Stock Market

Motilal Oswal Securities has given a buy recommendation on Trent with a target price of Rs 500. Shares of Trent traded at Rs 443.2 around 10 am on 11 July, 2019.

The brokerage has set a one-year horizon for the stock to hit the target price.

Investment rationale-Eying strong growth Westside is a well-oiled business format with a right product proposition, pricing and favorable store economics.

It now plans to replicate Westside’s success in Zudio, which will have competitive pricing and value products targeted at the youth.

This should drive healthy footfalls and conversions.

Against this promising backdrop, the company targets to double its store count potentially in three years (adding 60 stores).

Subsequently, we have revised our store addition estimate for Westside and Zudio to 35 and 40 annually against 23 and 25 earlier, respectively. Setting the base for growth Keeping in mind its ambitious plans and accelerated growth, the company has announced equity fund raising plans of Rs 1,550 crore in end-June.

The proceeds will largely be used to expand its capabilities, including setting up of backend systems (warehouse and automation), digitization of stores and processes to support pace of store adds and store addition along with select buy-outs of old stores.

At the same time, the proceeds will also ensure Trent remains a net cash company. Return on investment to improve over next three years According to our calculations, Westside garners mid-teens RoCE, but the upcoming investments in scaling up both Westside and Zudio may keep the return profile in single digits.

"We have revised our cumulative capex estimate by 3.4 times to Rs 1040 crore over FY19-21.

Further, we expect RoIC to languish at nearly 10 per cent in FY20E, but believe it will recover to healthy mid-teens level over the next 2-3 years on Zudio driving scale benefits, accelerated store addition and backend synergies.

Over FY19-21, we expect revenue, Ebitda, PAT CAGR of 23 per cent, 27 per cent and 60 per cent, respectively," said the brokerage.
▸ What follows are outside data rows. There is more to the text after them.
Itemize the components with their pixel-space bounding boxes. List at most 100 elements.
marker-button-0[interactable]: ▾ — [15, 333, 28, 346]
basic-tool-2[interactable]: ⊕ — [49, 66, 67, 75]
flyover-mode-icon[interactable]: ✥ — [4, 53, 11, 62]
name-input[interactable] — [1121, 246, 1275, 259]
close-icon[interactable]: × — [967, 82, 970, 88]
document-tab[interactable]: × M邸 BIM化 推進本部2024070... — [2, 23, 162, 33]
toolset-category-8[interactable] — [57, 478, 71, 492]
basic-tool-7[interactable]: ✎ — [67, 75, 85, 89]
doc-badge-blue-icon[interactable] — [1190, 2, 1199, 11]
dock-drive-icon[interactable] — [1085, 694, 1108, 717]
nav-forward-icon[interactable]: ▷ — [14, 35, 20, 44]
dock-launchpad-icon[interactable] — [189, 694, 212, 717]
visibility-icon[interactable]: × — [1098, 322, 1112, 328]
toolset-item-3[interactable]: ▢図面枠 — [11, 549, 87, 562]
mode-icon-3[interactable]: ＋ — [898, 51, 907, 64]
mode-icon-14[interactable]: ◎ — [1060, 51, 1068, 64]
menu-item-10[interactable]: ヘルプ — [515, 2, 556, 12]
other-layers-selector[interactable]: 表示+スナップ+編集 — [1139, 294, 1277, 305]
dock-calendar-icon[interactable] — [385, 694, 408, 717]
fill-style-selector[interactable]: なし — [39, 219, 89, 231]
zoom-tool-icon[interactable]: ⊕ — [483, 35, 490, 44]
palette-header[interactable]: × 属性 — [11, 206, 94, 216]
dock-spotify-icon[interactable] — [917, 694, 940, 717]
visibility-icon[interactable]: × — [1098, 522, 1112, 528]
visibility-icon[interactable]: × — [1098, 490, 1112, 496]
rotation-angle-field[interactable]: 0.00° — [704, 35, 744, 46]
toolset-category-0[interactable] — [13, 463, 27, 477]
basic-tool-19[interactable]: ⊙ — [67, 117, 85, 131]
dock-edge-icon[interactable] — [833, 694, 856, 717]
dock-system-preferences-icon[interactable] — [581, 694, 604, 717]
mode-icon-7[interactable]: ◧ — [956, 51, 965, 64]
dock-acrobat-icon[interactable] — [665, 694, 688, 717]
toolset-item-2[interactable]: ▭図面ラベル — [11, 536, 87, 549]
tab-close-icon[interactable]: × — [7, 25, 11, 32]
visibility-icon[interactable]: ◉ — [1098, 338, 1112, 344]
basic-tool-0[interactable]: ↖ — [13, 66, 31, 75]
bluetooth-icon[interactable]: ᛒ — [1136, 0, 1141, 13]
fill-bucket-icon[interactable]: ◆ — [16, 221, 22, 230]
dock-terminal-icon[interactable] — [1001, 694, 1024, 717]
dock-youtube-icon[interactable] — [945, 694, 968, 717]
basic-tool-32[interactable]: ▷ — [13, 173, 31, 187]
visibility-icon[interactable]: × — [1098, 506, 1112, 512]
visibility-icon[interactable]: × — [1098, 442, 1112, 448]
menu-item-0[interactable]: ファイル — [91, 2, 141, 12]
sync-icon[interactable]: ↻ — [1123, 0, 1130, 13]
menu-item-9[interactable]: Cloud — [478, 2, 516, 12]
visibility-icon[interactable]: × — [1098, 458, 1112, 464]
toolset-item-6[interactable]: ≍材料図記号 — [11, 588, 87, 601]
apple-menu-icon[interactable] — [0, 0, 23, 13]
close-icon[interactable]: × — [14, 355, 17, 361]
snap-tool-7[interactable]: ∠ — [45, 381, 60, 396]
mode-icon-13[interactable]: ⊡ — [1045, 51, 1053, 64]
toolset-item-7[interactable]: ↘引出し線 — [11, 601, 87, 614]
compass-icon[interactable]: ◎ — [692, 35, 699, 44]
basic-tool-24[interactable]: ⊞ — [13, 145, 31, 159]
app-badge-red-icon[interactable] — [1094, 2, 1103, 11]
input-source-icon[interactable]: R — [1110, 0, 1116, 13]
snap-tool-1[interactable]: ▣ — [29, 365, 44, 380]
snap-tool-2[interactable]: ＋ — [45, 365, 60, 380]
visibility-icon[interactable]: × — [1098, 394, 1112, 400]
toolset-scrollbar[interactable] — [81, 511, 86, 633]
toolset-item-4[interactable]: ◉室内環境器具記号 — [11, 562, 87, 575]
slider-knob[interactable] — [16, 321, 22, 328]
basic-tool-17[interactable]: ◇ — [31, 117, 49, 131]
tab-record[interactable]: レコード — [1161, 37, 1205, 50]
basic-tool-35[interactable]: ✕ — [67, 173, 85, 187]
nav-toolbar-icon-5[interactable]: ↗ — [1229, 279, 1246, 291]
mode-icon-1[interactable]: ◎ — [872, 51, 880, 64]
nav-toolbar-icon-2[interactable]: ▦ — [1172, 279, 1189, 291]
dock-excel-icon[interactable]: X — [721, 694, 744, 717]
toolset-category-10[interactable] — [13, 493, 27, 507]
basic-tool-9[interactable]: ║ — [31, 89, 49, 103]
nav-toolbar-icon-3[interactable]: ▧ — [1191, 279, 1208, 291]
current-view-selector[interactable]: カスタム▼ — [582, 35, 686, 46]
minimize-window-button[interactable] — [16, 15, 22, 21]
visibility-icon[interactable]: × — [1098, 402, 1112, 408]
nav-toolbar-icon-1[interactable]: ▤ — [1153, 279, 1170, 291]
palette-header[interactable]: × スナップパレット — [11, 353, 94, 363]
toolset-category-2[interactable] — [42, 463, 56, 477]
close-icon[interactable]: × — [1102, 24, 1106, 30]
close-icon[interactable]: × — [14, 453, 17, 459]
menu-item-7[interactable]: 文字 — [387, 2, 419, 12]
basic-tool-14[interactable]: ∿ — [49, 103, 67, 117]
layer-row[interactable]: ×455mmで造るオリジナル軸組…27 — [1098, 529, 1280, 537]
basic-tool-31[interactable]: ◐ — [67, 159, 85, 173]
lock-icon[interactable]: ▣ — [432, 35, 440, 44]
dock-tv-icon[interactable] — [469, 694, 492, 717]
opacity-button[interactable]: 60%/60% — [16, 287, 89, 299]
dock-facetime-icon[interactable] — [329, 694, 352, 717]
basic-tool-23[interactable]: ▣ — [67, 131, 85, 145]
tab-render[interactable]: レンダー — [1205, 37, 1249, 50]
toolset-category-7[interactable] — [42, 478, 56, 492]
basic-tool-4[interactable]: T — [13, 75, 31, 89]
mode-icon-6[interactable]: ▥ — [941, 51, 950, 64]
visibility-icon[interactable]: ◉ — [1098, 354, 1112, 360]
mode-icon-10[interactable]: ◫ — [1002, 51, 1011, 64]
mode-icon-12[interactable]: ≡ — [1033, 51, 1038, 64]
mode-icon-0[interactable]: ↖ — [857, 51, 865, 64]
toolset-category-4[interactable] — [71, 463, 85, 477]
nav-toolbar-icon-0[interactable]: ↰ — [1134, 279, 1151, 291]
Valuation and view As per the brokerage, Trent is likely to face near-term impact of equity dilution on earnings growth and RoIC.

However, over a three-year period, the dilution could drive accelerated growth, which, in the brokerage's view, is not fully captured in valuations as of now.

Implied EV and Ebitda and P/E remain rich at 39 times and 58 times, respectively, on FY21E.

"We raise our SOTP-based target price to Rs 500, against Rs 440 earlier, valuing Westside and Zara at 26 times EV/Ebitda and Star at 1 time EV/sales on Sep’21E," said the brokerage.

Westside and Zara are valued at a 30 per cent premium to industry average.

The implied target price is at par with the three-year average.